Heute war ich wieder beim Strickschwatzen (Hallescher Strickstammtisch) – mehr schwatzen als stricken. Also mein Mittwoch ist zukünftig verplant, denn es ist einfach eine tolle Runde. Was haben wir heute wieder erzählt und gelacht, herrlich…. Und das Essen im „Café & mehr“ ist auch nicht zu verachten. Die Portionen sind so groß, dass man sie fast nicht allein schafft. Aber am Ende besiegen wir den Teller immer, aufgeben gibt es nicht. 😀 Das Speisenangebot wechselt wöchentlich. Ich hatte heute Spinatknödel mit Gorgonzola-Soße gewählt und meine Entscheidung dafür nicht bereut.
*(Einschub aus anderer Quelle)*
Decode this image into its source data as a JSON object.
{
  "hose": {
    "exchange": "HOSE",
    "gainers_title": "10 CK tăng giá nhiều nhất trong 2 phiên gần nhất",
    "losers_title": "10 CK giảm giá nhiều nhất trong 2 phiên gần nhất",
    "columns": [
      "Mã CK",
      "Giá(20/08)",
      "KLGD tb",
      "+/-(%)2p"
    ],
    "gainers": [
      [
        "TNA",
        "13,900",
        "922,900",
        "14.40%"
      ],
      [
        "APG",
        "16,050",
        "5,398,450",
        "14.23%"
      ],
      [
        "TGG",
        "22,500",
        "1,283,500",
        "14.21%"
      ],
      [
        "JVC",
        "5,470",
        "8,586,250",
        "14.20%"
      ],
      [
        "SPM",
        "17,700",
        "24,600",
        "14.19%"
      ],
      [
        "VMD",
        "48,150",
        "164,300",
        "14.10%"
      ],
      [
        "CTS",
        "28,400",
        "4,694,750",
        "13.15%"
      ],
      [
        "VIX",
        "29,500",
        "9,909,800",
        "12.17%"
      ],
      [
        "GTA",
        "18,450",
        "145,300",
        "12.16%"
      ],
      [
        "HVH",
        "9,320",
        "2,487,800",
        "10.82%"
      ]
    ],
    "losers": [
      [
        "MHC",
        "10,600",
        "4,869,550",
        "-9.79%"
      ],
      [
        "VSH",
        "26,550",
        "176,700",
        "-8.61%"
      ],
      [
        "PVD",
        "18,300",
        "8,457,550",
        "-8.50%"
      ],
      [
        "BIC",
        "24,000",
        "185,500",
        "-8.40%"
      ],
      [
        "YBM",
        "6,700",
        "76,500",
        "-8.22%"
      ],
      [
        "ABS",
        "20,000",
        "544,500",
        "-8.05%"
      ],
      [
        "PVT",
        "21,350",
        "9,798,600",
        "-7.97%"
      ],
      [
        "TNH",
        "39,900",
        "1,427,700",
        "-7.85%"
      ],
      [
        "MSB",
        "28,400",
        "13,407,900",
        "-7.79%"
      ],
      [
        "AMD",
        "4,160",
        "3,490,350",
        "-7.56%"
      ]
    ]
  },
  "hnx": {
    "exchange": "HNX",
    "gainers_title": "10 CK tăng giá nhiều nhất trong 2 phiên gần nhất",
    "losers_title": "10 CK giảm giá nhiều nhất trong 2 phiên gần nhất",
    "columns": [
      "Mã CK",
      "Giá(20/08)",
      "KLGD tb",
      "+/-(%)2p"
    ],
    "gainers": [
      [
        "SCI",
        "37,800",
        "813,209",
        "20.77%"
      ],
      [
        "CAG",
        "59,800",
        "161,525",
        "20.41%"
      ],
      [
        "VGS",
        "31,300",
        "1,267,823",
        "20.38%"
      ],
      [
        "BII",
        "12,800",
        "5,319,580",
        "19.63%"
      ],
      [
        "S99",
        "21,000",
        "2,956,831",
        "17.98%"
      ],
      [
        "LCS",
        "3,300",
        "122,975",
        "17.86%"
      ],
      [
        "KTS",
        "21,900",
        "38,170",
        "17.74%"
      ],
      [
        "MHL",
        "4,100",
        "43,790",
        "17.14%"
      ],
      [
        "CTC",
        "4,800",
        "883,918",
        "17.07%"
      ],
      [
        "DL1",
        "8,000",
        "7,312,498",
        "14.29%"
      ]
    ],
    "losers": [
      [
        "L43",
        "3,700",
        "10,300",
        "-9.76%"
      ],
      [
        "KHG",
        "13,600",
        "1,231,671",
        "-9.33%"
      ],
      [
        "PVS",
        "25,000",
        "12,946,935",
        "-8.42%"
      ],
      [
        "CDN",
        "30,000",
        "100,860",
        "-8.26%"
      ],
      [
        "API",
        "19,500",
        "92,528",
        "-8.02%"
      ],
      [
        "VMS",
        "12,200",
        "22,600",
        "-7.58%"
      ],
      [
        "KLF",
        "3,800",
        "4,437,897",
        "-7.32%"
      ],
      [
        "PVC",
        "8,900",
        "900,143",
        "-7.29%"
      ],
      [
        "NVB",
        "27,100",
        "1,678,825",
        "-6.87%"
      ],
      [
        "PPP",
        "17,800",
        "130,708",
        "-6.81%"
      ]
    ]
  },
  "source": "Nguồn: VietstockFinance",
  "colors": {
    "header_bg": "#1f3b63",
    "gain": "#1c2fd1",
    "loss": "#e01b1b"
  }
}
Ich genieße noch ein wenig den Abend auf der Terrasse, die nun am Ende so aussieht mit Sonnensegel und Markise. Na gut, ganz das Ende ist auf dem Foto noch nicht zu sehen, es entstand am Sonntag nach dem Besuch bei der Familie meines Mannes. Wir haben am Montag noch den Neigungswinkel der Markise geändert, so haben wir jetzt wirklich Schatten vom Sonnensegel oder der Markise, egal von welcher Seite die Sonne scheint:

Aber ganz fertig sind wir mit der Terrasse immer noch nicht, Kleinigkeiten kommen noch in nächster Zeit. 😉
Ich wünsche euch einen angenehmen Wochenausklang.

♥ Liebe Grüße von Catrin ♥

Kommt er heute????

Wir hatten einen supertollen Tag mit unseren Kindern, das Wetter war gut, es war nicht zu heiß, denn die Sonne krachte nicht so runter wie in den letzten Tagen/Wochen. Wieder in der Villa angekommen, genossen wir die leichte und kühlere Brise auf der Terrasse. Jetzt haben wir uns rein verzogen. So sieht es im Moment aus, trüber Himmel und eigentlich ganz, als wollte da etwas kommen:

Wird es heute bzw. nachts den lang ersehnten Regen geben? Wir haben unsere Sitzgruppe vorsichtshalber abgedeckt. Natürlich befürchte ich, dass dann kein Regen kommt. Sollten wir die Abdeckung wieder wegnehmen? 😀 Meine Wetter-App sagt Regen für irgendwann nachts voraus und morgen am Tage auch noch einmal. Hach wäre das herrlich ……

Sollte es jetzt bei euch auch kühler sein, dann genießt es und habt einen schönen Abend.